All I can say is that i sold my first amount (they had matured to three year point) recently and made a nice few bob on it when you think I would have paid the higher rate of tax etc. It was certainly worth the 3 year sacrifice
I'm always over cautious when it comes to money and bank on things being less than more. 

Brendan - I never had a tracker and it's unlikely AIB will be gift wrapping one for me now  
I imagine I'll be jumping up 1.5 - 2% when my Fixed rate ends in Jan 2015.

A generous 3 bed semi D in my town in a decent area is about 139k brand new. (I'm not speculating prices here just merely giving figures)

Genuinely appreciate the sounding board here. I don't care to discuss my finances with friends so this has been a huge help.

Thank you so much


----------



## Brendan Burgess (6 Sep 2013)

Fancynancy77 said:


> I said 20k because wouldn't I need to pay tax etc. on them if I liquidise them before I've held them for three years.

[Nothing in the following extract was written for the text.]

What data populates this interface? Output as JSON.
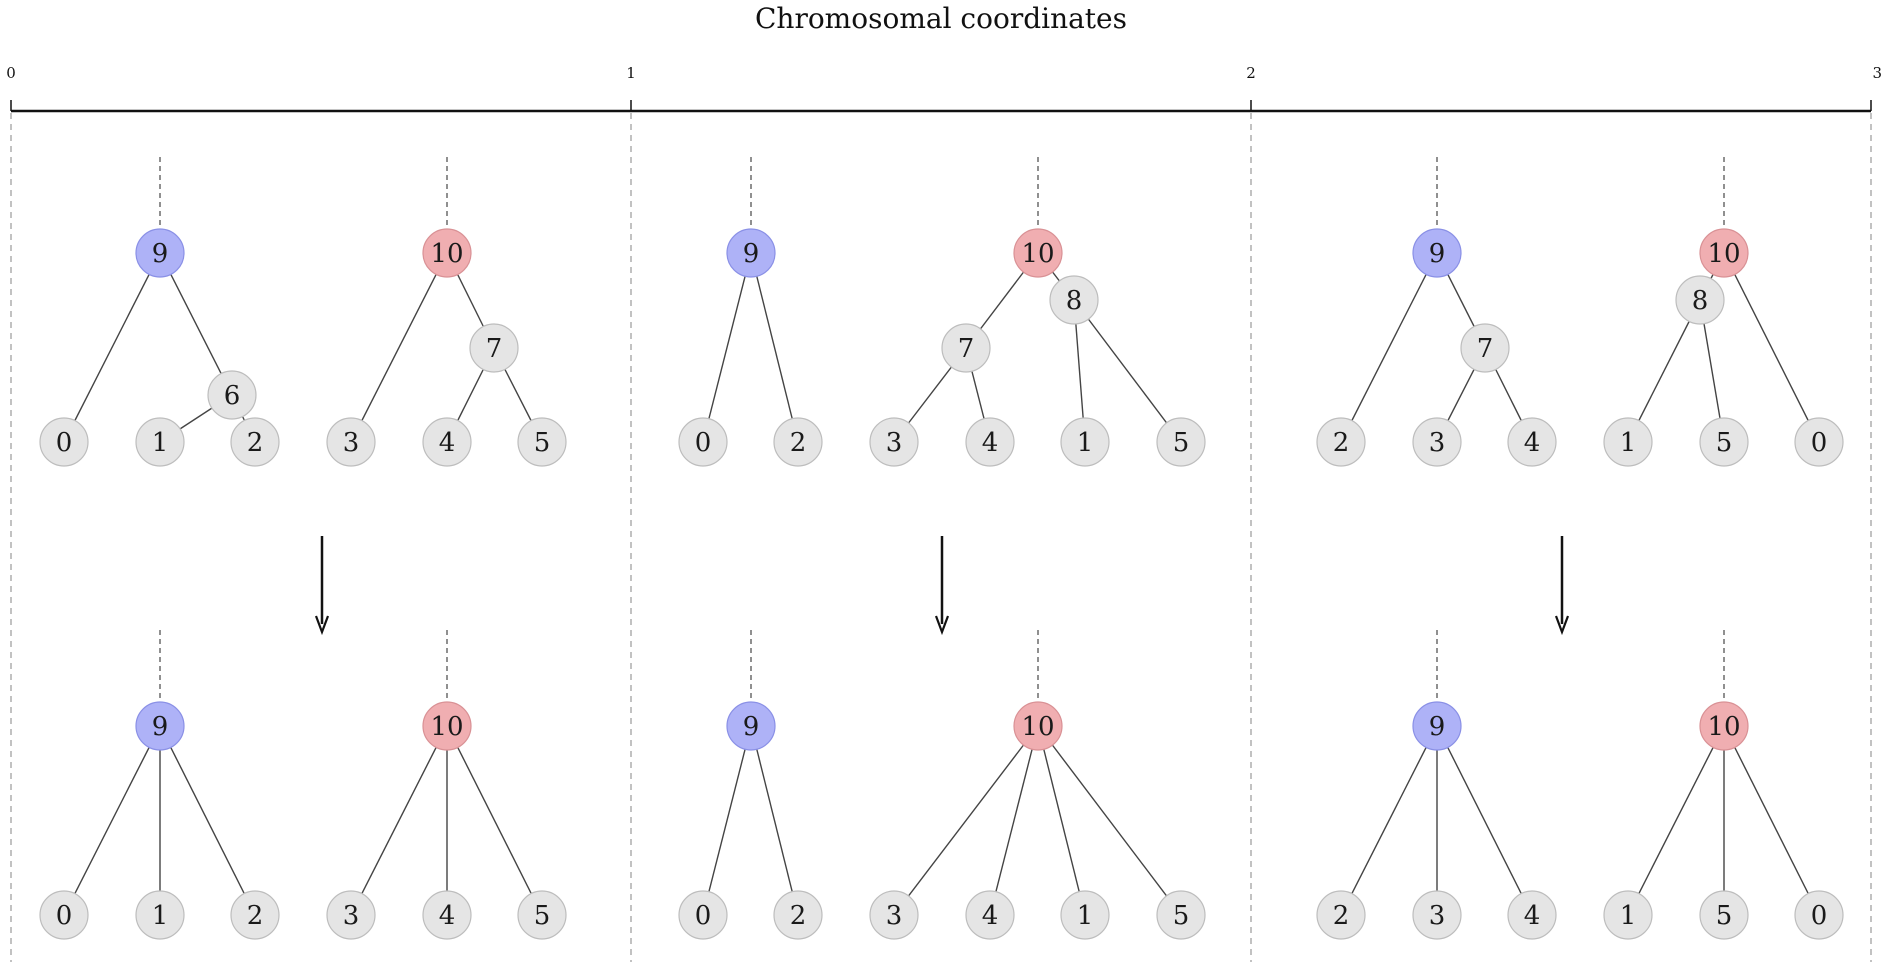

Keep your share certs well away from the liquidser 

OK, that is what I had assumed you meant.  

You should check out the consequences of selling the shares and sell them at the earliest tax-efficient opportunity.  Jim's overall point of not having investments in your employer is a good one. And, in general, when you are looking at buying a house, you should avoid the volaitity of shares. 

The fact that it will take some time to sell these shares tax-efficiently is another argument for deferring the decision to buy another house.

Brendan


----------